Search code examples
pythonpython-3.xstringpython-re

Get data from a string


I have a string that contains player 1's nickname, player 1's profile link, player 2's nickname, player 2's profile link, weapons. I need to get this data from the line below

[ex.endermen](profile_url1) got killed by [og.[(Z)]arcus(0.43k/d)](profile_url2) (FN Evolys, 56.83m)

I need to get the data and output it in the format

print(f"name1 = {name1}") print(f"name1_url = {name1_url}") print(f"name2 = {name2}") print(f"name2_url = {name2_url}")

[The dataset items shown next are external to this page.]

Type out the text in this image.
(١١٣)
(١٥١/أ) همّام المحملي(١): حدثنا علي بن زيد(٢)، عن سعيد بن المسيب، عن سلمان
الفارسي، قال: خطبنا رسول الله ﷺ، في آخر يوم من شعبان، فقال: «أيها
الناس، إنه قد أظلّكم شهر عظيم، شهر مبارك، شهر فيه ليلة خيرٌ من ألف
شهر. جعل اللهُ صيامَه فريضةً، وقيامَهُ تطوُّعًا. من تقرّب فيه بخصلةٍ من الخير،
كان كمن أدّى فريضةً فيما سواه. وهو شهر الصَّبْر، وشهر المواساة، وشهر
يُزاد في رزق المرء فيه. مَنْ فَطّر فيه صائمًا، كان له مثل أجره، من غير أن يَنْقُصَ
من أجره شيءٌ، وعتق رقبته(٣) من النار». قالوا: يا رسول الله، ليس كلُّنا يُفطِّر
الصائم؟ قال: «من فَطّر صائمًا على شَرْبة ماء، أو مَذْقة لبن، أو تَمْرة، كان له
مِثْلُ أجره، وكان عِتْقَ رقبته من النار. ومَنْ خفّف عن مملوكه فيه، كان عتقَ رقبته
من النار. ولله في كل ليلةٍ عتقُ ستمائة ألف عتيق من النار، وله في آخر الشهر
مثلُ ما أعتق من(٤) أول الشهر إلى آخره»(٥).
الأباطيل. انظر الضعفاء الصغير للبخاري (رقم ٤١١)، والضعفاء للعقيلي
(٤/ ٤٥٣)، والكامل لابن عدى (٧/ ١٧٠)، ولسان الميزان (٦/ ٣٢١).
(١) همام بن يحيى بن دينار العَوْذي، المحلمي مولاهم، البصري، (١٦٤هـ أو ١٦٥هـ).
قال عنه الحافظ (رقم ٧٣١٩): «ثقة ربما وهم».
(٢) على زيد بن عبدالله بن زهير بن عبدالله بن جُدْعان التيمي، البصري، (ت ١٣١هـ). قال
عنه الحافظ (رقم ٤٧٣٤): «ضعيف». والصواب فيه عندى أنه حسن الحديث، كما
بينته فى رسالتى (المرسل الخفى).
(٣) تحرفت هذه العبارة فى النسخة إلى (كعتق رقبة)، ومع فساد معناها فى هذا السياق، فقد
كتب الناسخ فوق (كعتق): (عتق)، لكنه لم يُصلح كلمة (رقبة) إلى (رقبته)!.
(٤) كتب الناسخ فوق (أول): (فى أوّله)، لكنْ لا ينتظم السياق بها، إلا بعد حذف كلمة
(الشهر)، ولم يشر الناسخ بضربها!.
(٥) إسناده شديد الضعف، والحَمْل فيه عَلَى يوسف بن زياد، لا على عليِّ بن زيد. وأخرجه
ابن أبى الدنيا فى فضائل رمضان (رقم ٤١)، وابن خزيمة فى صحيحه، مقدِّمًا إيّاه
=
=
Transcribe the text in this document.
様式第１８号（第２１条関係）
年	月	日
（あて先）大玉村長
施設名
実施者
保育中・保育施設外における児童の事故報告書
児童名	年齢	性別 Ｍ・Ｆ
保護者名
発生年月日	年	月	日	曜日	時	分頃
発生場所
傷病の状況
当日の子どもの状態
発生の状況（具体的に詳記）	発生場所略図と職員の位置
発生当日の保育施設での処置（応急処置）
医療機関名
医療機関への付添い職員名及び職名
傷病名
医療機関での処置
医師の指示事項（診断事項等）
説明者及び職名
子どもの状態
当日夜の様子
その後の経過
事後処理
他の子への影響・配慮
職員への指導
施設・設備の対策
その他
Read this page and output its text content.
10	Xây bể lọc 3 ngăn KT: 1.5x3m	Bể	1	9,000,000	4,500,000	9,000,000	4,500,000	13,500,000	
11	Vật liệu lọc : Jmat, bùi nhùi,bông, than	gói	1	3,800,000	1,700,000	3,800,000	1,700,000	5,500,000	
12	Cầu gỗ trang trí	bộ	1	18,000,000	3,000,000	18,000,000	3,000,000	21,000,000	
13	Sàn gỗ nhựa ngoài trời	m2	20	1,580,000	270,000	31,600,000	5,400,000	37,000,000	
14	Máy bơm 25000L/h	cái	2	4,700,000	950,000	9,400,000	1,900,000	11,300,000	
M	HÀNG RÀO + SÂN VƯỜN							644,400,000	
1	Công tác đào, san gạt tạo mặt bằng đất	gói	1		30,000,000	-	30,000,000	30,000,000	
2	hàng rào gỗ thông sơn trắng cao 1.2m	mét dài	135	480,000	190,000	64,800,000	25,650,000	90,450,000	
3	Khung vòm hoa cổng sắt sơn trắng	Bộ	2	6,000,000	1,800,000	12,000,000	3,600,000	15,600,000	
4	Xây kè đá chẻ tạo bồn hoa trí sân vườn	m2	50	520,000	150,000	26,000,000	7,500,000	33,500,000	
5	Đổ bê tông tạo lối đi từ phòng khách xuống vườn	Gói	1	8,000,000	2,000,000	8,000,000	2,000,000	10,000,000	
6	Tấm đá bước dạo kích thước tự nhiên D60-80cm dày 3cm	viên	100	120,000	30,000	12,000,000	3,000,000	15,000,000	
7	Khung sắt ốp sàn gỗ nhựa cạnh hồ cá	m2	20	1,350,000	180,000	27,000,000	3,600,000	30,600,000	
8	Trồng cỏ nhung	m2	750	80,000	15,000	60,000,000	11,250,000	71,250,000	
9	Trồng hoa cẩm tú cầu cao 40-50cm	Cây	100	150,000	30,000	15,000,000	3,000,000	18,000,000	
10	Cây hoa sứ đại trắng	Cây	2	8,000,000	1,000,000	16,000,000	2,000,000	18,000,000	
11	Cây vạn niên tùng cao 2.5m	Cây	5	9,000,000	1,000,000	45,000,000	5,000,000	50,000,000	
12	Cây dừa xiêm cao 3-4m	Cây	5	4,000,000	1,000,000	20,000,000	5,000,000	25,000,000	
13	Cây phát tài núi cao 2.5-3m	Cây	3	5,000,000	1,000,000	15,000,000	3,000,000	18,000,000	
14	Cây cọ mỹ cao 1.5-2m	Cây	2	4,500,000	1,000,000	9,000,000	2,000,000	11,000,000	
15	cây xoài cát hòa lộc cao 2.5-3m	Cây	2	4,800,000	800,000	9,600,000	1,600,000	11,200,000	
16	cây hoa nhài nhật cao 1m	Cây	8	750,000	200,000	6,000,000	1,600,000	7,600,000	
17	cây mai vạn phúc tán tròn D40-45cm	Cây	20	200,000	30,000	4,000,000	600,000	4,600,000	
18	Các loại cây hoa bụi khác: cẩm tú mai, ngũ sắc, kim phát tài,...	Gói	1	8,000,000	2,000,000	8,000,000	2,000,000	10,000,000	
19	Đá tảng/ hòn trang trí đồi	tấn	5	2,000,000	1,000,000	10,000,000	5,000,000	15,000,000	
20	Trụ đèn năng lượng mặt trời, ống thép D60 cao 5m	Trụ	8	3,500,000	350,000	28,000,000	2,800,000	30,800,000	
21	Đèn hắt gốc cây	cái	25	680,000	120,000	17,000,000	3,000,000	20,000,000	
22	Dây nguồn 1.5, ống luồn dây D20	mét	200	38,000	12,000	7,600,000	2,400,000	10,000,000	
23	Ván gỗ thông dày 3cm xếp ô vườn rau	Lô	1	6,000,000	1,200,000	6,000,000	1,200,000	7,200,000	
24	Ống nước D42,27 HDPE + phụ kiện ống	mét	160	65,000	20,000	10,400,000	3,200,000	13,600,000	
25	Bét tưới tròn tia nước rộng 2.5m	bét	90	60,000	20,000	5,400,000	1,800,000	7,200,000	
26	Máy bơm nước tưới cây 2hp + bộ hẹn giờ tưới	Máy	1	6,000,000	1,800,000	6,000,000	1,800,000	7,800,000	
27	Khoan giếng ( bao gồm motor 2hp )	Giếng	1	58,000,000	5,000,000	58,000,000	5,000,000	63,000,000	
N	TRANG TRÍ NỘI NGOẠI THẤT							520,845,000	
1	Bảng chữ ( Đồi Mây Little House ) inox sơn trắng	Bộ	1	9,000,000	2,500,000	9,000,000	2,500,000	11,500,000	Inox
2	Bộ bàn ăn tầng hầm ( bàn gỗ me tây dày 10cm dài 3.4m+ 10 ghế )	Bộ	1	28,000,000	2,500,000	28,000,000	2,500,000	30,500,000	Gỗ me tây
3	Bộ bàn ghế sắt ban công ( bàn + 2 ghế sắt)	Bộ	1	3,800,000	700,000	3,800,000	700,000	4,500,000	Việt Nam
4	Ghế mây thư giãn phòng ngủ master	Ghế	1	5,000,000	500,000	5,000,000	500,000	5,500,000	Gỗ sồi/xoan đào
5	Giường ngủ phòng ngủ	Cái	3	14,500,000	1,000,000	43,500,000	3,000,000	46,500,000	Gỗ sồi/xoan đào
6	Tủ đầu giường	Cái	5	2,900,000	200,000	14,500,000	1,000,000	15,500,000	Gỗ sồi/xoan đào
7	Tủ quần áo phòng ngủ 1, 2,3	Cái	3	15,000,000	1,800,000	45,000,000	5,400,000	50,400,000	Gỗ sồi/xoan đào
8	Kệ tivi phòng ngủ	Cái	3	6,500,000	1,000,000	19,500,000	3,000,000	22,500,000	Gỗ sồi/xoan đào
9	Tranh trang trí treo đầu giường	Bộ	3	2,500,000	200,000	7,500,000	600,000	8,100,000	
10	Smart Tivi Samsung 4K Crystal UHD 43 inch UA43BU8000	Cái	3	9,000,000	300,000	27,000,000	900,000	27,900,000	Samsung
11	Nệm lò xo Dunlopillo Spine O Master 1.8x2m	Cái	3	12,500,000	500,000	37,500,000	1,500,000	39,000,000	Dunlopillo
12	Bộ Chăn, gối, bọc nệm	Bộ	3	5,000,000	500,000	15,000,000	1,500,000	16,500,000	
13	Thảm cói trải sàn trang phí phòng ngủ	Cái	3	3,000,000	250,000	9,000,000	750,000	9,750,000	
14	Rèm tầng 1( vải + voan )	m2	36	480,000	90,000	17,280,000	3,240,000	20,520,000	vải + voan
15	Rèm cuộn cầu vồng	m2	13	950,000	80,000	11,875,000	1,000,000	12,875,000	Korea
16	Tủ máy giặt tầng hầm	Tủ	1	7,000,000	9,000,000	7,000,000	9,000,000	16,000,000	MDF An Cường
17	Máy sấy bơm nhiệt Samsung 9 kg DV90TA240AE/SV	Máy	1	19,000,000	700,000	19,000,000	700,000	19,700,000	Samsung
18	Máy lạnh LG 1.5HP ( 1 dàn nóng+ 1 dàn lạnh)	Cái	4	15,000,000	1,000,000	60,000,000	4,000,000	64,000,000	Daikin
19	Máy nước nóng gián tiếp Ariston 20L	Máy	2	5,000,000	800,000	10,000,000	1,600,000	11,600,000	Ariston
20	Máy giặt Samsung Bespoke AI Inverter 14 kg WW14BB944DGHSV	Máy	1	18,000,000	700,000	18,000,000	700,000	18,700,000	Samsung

is there a way to get all the information correctly, provided that the string can change to this

[ex.endermen](profile_url1) got killed by [og.[(Z)]arcus(0.43k/d)](profile_url2) (FN Evolys, 56.83m)

or [ex.endermen](profile_url1) got killed by [platina](profile_url2) (FN Evolys, 56.83m) ?

I tried to do it in multiple ways using regular expressions, but I got the same result which did not satisfy me

 name_weapon_pattern = r"\[(.*?)\].*\((.*?)\).*\((.*),.*\)"
 name_weapon_match = re.search(name_weapon_pattern, string)

 url_pattern = r"\((.*?)\)"
 url_match = re.findall(url_pattern, string)

 name1 = name_weapon_match.group(1)
 name1_url = name_weapon_match.group(2)
 name2 = name_weapon_match.group(3)
 name2_url = url_match[1]

 print(f"name1 = {name1}")
 print(f"name1_url = {name1_url}")
 print(f"name2 = {name2}")
 print(f"name2_url = {name2_url}")

result:

name1 = og.[(Z)
name1_url = name2_url
name2 = FN Evolys
name2_url = 0.43k/d

Solution

  • I agree with @shadowranger that regex is probably not the optimal tool for this use case. But anyway there is my solution using named_groups:

    import re
    
    p = re.compile(r"\[(?P<name1>.*?)\]\((?P<name1_url>.*?)\).*?\[(?P<name2>.*?)\]\((?P<name2_url>.*?)\)\s\((?P<weapons>.*)\)$")
    
    text = '[ex.endermen](profile_url1) got killed by [og.[(Z)]arcus(0.43k/d)](profile_url2) (FN Evolys, 56.83m)'
    
    p.match(text).groupdict()
    
    # outputs
    # {'name1': 'ex.endermen',
    #  'name1_url': 'profile_url1',
    #  'name2': 'og.[(Z)]arcus(0.43k/d)',
    #  'name2_url': 'profile_url2',
    #  'weapons': 'FN Evolys, 56.83m'}
    
    text = '[ex.endermen](profile_url1) got killed by [platina](profile_url2) (FN Evolys, 56.83m)'
    
    p.match(text).groupdict()
    
    # outputs
    # {'name1': 'ex.endermen',
    #  'name1_url': 'profile_url1',
    #  'name2': 'platina',
    #  'name2_url': 'profile_url2',
    #  'weapons': 'FN Evolys, 56.83m'}
    
    # you can access individual groups with
    m = p.match(text)
    m["name1"]
    # > 'ex.endermen'
    

    The problem with nested brackets can be solved using recursive pattern (which is not supported in re, you would need to use regex), but in this case we can find the name2 by matching ]( characters. This obviously breaks when the name2 contains this sequence.